What procedural steps does an NSL recipient take to petition a court to modify or lift a gag order and how often do they succeed?
Executive summary
National Security Letter (NSL) recipients may invoke statutory “reciprocal notice” procedures, ask the FBI to reconsider its nondisclosure demand, and—if that fails or the recipient prefers—file a petition in federal district court to modify or set aside the gag order; courts have occasionally struck nondisclosure provisions but successful outcomes are rare in practice, and agency reviews lift only a tiny fraction of gag orders (for example, the FBI lifted about 6.4% of gag orders it reviewed between February 2016 and September 2017) [1] [2].
1. The legal lever: statute-authorized court petitions and reciprocal notice
Since the 2006 amendments and later the USA FREEDOM Act, the statutory process allows an NSL recipient to petition a federal district court to modify or set aside both the records request and the accompanying nondisclosure requirement, and provides a “reciprocal notice” mechanism by which a recipient can force an FBI review of the nondisclosure within a short window (the FBI must review within 30 days once reciprocal notice is invoked) [3] [1].
2. The common sequence: counsel, reciprocal notice, agency review, then court
Practically, recipients typically retain counsel (although lawyers who see the NSL are themselves constrained by the nondisclosure) and either request the FBI terminate the nondisclosure under its internal termination procedures or invoke reciprocal notice to trigger the statutory 30‑day review; if the FBI refuses to lift or narrow the gag, the recipient may file a district‑court challenge seeking modification or vacatur of the nondisclosure order [3] [1].
3. What courts actually review and the burden of proof
When a court reviews a nondisclosure order under the statute, it does not apply a broad First Amendment test in every circuit: Congress framed limited statutory grounds under which courts may overturn gag orders—courts may only set aside nondisclosure where they find there is no reason to believe disclosure would harm national security, interfere with investigations or diplomatic relations, or endanger life or safety—so the statutory standard narrows the issues the court will reach, and appellate panels (notably the Ninth Circuit) have at times upheld indefinite gag structures as constitutionally permissible given the availability of a review mechanism [3] [4] [5].
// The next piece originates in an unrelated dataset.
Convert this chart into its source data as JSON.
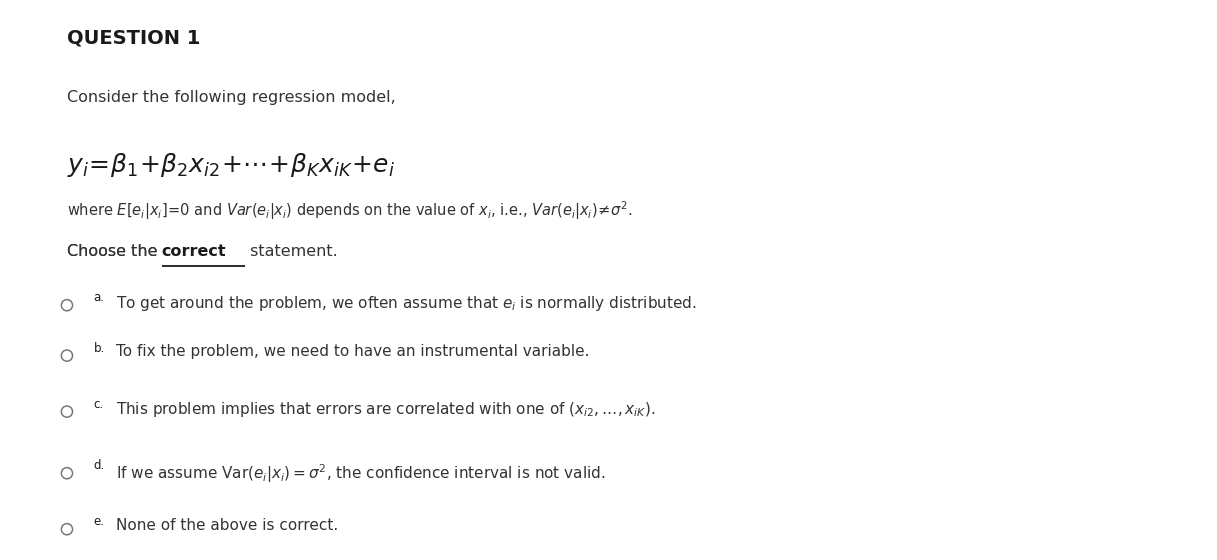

4. Agency practice and institutional friction: termination procedures versus reality
Congress required periodic review and the FBI adopted internal termination procedures triggered at a three‑year anniversary or case closure, but transparency litigation by civil‑liberties groups revealed that the FBI reviews only a subset of NSLs and that lifts are rare—the EFF’s analysis of FBI data showed only about 6.4% of gag orders reviewed between Feb. 2016 and Sept. 2017 were lifted, and FOIA fights exposed gaps in the Bureau’s recordkeeping and adherence to review mandates [2] [6] [7].
5. How often petitioners succeed — rare but precedent‑setting wins exist
Success in court is the exception, not the rule: many recipients never challenge gag orders and those who do face statutory constraints and deference to government claims; nevertheless, there are high‑profile victories—Nicholas Merrill’s long litigation produced a court lift and published opinion that highlighted First Amendment concerns and forced partial un‑gagging, and other companies (Automattic, Cloudflare, Microsoft) have obtained relief or negotiated lifts in specific instances—but systemic data shows lifts are uncommon in aggregate [8] [9] [10] [1] [2].
6. Practical prescription and realistic expectations
A recipient seeking to end a gag should document invocation of reciprocal notice, retain counsel experienced in national‑security litigation, prepare to litigate under the narrow statutory standards (and in some circuits face precedent upholding indefinite nondisclosure), and budget for protracted fights—the law provides a route, courts sometimes grant relief, but institutional practice and judicial doctrine have combined to make full and routine un‑gagging an uncommon outcome [3] [4] [2].